The Evidence Map: A Big Step Forward in Assessing Policy-Relevant Data in the G-20
Pew and The Economist Group launch online tool to help policymakers evaluate data availability and accessibility
Last October, The Pew Charitable Trusts and The Economist Group—publisher of The Economist—with our long and distinguished histories of pursuing truth, joined forces to create The Evidence Initiative. Our collective purpose was to bring attention to the critical importance of evidence-based policymaking and provide support for its expanded use at all levels of government. Or as Rebecca Rimel, president and CEO of Pew described it at the time, our organizations are collaborating “to help ensure that facts and data are the underpinning of sound decision-making.”
Achieving this goal requires rigorous research, the ability to make data understandable and accessible, and, most important, a commitment to serving the public interest. Today, Pew and The Economist Intelligence Unit, The Economist Group’s research arm, take the next step toward this vision of ensuring that policy decisions are based on sound data with the launch of the Evidence Map.
The Map is a free, online, interactive tool that focuses on five key policy areas or “domains” critical to the G-20 nations: aging and retirement, digital inclusion, disaster risk, financial inclusion, and youth unemployment.
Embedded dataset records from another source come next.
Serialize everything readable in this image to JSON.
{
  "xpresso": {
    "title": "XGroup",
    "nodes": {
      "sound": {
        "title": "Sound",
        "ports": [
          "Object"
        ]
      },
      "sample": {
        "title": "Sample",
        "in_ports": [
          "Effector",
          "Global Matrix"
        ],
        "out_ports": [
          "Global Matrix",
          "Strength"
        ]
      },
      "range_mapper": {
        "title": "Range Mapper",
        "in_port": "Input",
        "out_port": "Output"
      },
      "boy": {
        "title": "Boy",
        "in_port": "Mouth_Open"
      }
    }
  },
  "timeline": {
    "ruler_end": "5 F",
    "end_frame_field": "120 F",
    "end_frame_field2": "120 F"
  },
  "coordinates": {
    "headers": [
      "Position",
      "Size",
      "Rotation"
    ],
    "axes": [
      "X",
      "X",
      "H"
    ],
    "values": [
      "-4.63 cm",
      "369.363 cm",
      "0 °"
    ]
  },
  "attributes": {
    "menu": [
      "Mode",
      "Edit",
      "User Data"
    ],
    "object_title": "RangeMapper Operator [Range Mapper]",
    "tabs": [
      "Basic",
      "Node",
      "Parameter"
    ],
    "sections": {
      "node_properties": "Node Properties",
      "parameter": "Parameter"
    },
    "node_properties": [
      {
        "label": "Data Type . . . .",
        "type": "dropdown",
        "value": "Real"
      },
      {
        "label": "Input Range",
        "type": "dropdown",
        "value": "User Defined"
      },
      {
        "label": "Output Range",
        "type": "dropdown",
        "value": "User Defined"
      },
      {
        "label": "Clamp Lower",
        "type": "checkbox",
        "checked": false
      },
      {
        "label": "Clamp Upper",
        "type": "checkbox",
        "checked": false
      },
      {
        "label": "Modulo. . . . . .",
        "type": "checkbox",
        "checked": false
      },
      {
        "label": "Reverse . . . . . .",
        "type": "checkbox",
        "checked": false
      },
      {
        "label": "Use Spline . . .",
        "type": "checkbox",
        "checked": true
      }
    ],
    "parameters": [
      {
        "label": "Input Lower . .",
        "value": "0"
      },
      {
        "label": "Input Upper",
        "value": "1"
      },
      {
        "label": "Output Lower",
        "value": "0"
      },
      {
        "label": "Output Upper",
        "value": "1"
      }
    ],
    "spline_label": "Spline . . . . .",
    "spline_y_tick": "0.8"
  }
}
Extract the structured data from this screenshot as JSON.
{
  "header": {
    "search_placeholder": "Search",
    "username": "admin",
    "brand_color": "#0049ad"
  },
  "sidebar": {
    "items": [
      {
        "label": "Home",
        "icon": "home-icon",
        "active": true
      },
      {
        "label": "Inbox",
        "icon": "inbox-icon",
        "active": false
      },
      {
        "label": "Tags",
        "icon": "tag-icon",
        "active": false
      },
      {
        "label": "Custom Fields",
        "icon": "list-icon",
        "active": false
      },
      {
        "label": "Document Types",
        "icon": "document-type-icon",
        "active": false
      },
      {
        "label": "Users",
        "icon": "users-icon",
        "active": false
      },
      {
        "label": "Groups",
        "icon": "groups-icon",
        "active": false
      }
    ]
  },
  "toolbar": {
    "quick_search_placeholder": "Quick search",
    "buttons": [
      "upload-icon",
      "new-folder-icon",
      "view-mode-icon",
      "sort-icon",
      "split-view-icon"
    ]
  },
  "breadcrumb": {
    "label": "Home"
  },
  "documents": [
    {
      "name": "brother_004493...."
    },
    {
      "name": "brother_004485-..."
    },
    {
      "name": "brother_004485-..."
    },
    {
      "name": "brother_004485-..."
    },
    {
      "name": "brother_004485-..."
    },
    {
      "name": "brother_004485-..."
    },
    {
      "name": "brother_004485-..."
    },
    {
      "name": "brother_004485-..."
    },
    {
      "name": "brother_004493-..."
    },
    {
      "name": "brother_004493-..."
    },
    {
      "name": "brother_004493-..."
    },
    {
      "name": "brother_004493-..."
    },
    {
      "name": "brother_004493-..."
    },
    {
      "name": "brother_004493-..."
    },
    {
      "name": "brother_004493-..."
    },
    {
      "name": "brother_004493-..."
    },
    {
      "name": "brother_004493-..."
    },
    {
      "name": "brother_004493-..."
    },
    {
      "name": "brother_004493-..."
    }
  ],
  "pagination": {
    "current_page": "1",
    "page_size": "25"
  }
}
Within these domains, the Map analyzes the availability, accessibility, and core characteristics of expert-defined international, national, and subnational policy indicators—that is, data that can be used to understand trends and inform policy decisions. In conjunction with the online Map, the Evidence Initiative team produced a comprehensive report outlining the Map’s methodology and examining its key findings, which include:
- None of the G-20 countries collect more than 60 percent of the policy indicators, leaving significant data gaps that were particularly acute in certain domains, most prominently youth employment, and to a lesser degree financial inclusion.
- Data gaps were identified by looking at multiple, related policy indicators. Few of the pressing challenges facing G-20 nations and other countries can be adequately understood or addressed based on a single indicator. Taking a holistic view across all relevant indicators helps to illuminate the most acute gaps.
- A nation’s economic development level does not appear to determine its degree of data availability or data characteristics. Some countries had high scores for data availability and did well on data characteristics in several domains, even though the World Bank does not consider them “high income.”
- International data sources frequently earn higher marks than national ones, especially in accessibility and ease of use. This finding does not indicate an inherent flaw in national-level data generation. Rather, international organizations, such as the United Nations and the World Bank, often have greater resources and sometimes clearer mandates to collect, standardize, and make publicly accessible data on major issues. International actors are crucial stakeholders, especially for benchmarking and developing cross-country comparisons.
- Data are often free and well-documented, but visualization tools are comparatively scarce. Only 54 percent of international and 41 percent of national data sources have visualization tools, even though they are increasingly valuable for making data useful to the public and other stakeholders.
In developing the Evidence Map, our objective is to offer policymakers and stakeholders more insight about the data available in G-20 countries. However, collecting data is not the same as harnessing data, a fact that has gained acceptance among policymakers and stakeholders in recent years. Data are strategic assets that can help policymakers and officials make decisions and manage programs more efficiently over time, but we must first start with understanding the data we have, and what we need, in order to develop responsive, effective, and innovative policy over time.
Susan Urahn is executive vice president and chief program officer of The Pew Charitable Trusts.